Para melhor compreender o crime que chocou o país há duas semanas, é necessário colocá-lo em perspectiva. Os homicídios diminuíram 7,5% na cidade do Rio no primeiro quadrimestre de 2015, em relação ao mesmo período de 2014, mas os roubos de rua aumentaram 7,5%. Uma comissão de segurança criada pelos ciclistas recebe por dia de dois a três comunicados de assaltos. Nos últimos dois meses, o uso de facas tornou-se constante. Os assaltos ocorrem com maior intensidade na Lagoa e no Aterro do Flamengo, na Zona Sul carioca, e nas imediações do Estádio Maracanã, na Zona Norte. Os criminosos nem sempre prestam atenção na marca da bicicleta. Roubam e depois decidem o que fazer. As menos valiosas serão usadas em outros assaltos. As mais caras, que custam até R$ 50 mil, terão suas peças revendidas em um mercado ilegal em franco crescimento. Presidente da comissão de segurança de ciclistas, o atleta de triatlo Raphael Pazos faz um alerta: “Sem nota fiscal e em site suspeito na internet, você pode estar comprando a bicicleta de alguém que foi esfaqueado”.
Entre os bandidos, popularizou-se o uso de armas brancas – facas, tesouras, estiletes. Em fevereiro, o turista alemão Fred Nicfind, de 51 anos, morreu esfaqueado em um assalto. Recentemente, uma turista vietnamita foi atingida nas costas e uma chilena foi esfaqueada no pescoço. No dia seguinte ao ataque a Gold, uma mulher de 31 anos ficou ferida nas pernas em São Conrado, Zona Sul. Nas imediações da Lagoa, outros três ciclistas foram feridos a golpes de faca em abril.

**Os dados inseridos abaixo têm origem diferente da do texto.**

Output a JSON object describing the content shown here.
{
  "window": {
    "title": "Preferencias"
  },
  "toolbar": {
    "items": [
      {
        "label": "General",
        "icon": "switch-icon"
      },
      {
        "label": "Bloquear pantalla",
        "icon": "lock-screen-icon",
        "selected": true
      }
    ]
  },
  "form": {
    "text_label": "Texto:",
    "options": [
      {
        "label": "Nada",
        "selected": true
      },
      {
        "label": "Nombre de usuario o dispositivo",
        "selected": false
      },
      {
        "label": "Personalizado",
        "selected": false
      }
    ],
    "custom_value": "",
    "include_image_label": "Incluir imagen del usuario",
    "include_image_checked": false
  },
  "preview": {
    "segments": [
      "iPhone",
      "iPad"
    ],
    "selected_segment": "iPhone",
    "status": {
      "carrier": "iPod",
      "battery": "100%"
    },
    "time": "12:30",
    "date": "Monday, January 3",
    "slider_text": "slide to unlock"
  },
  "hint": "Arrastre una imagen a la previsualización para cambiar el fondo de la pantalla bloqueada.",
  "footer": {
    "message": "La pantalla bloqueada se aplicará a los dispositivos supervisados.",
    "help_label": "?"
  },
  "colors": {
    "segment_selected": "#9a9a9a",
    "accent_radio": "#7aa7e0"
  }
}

A lei federal de 2003, que regulamenta o porte de armas, nada fala sobre facas ou instrumentos cortantes usados em crimes. Qualquer pessoa pode carregar uma lâmina afiada na mochila sem grandes problemas com a polícia.

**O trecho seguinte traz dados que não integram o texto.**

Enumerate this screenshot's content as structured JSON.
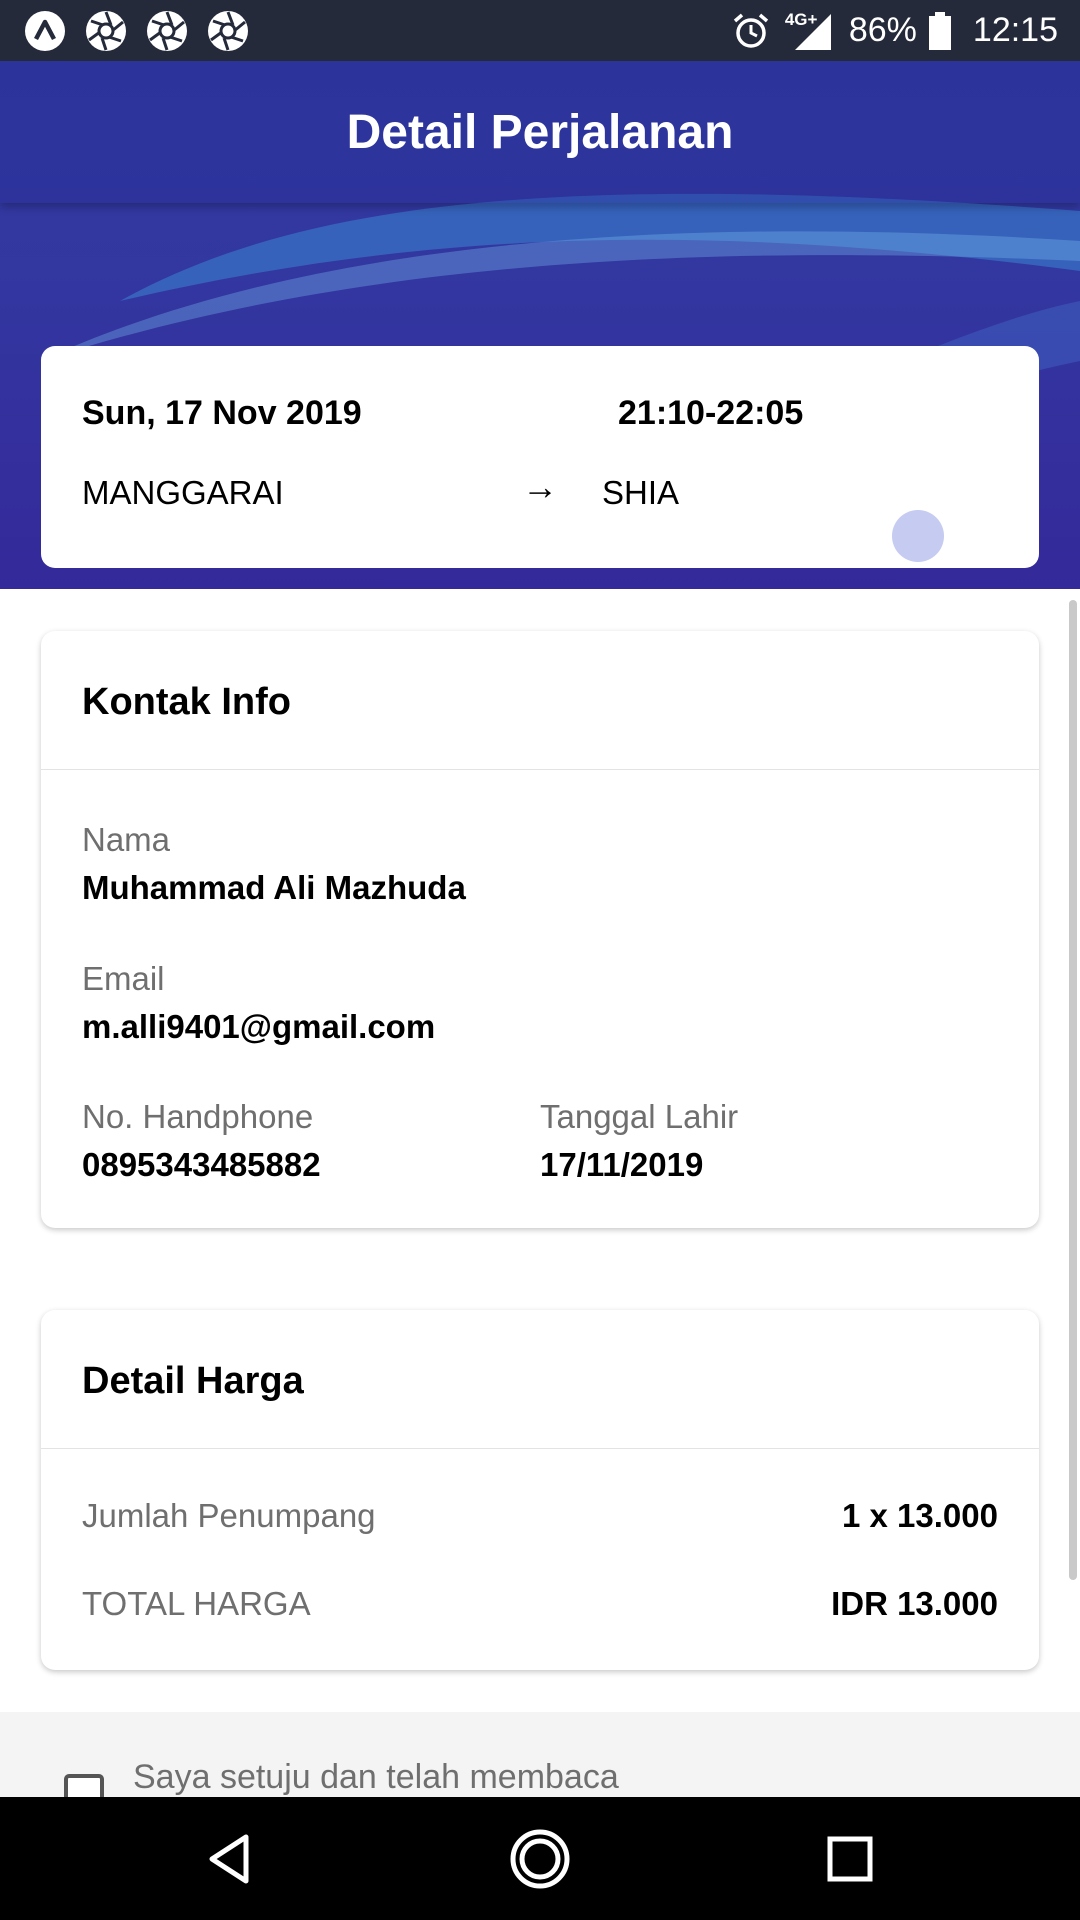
{
  "status_bar": {
    "network": "4G+",
    "battery": "86%",
    "time": "12:15",
    "icons": [
      "app-a-icon",
      "aperture-icon",
      "aperture-icon",
      "aperture-icon",
      "alarm-icon",
      "signal-icon",
      "battery-icon"
    ]
  },
  "header": {
    "title": "Detail Perjalanan"
  },
  "trip": {
    "date": "Sun, 17 Nov 2019",
    "time": "21:10-22:05",
    "origin": "MANGGARAI",
    "arrow": "→",
    "destination": "SHIA"
  },
  "contact": {
    "title": "Kontak Info",
    "name_label": "Nama",
    "name_value": "Muhammad Ali Mazhuda",
    "email_label": "Email",
    "email_value": "m.alli9401@gmail.com",
    "phone_label": "No. Handphone",
    "phone_value": "0895343485882",
    "birth_label": "Tanggal Lahir",
    "birth_value": "17/11/2019"
  },
  "price": {
    "title": "Detail Harga",
    "passenger_label": "Jumlah Penumpang",
    "passenger_value": "1 x 13.000",
    "total_label": "TOTAL HARGA",
    "total_value": "IDR 13.000"
  },
  "agreement": {
    "text": "Saya setuju dan telah membaca",
    "checked": false
  },
  "colors": {
    "header_primary": "#3337a0",
    "status_bar": "#242a3a",
    "label_gray": "#6f6f6f"
  }
}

É natural que as autoridades tenham dificuldades de explicar e propor solução para a onda de esfaqueamentos, mas isso não justifica declarações infelizes do governador Luiz Fernando Pezão (PMDB) e do secretário de Segurança Pública, José Mariano Beltrame. Um dia depois do ataque a Gold, Pezão disse que “quando (um bandido) usa a faca, não é um crime de grande monta que faça a pessoa ficar presa”. Corrigiu-se depois, afirmando que a legislação brasileira tem falhas e o Judiciário acaba soltando os agressores. No dia 12 de maio, Beltrame afirmara que a polícia não pode virar “babá de menores de idade, de moradores de rua, e ficar 24 por horas olhando a pessoa para ver o que ela vai fazer com uma faca”. Após o crime da Lagoa, gravou um vídeo no qual afirma que, “mais do que lamentável, é inadmissível” o assassinato ocorrido na Lagoa. Em vez de dar declarações impensadas, as autoridades fariam bem em avaliar as várias propostas em debate para lidar com o problema. Beltrame tem razão. Lamentar não adianta. Por isso, é hora de conversar seriamente sobre o assunto.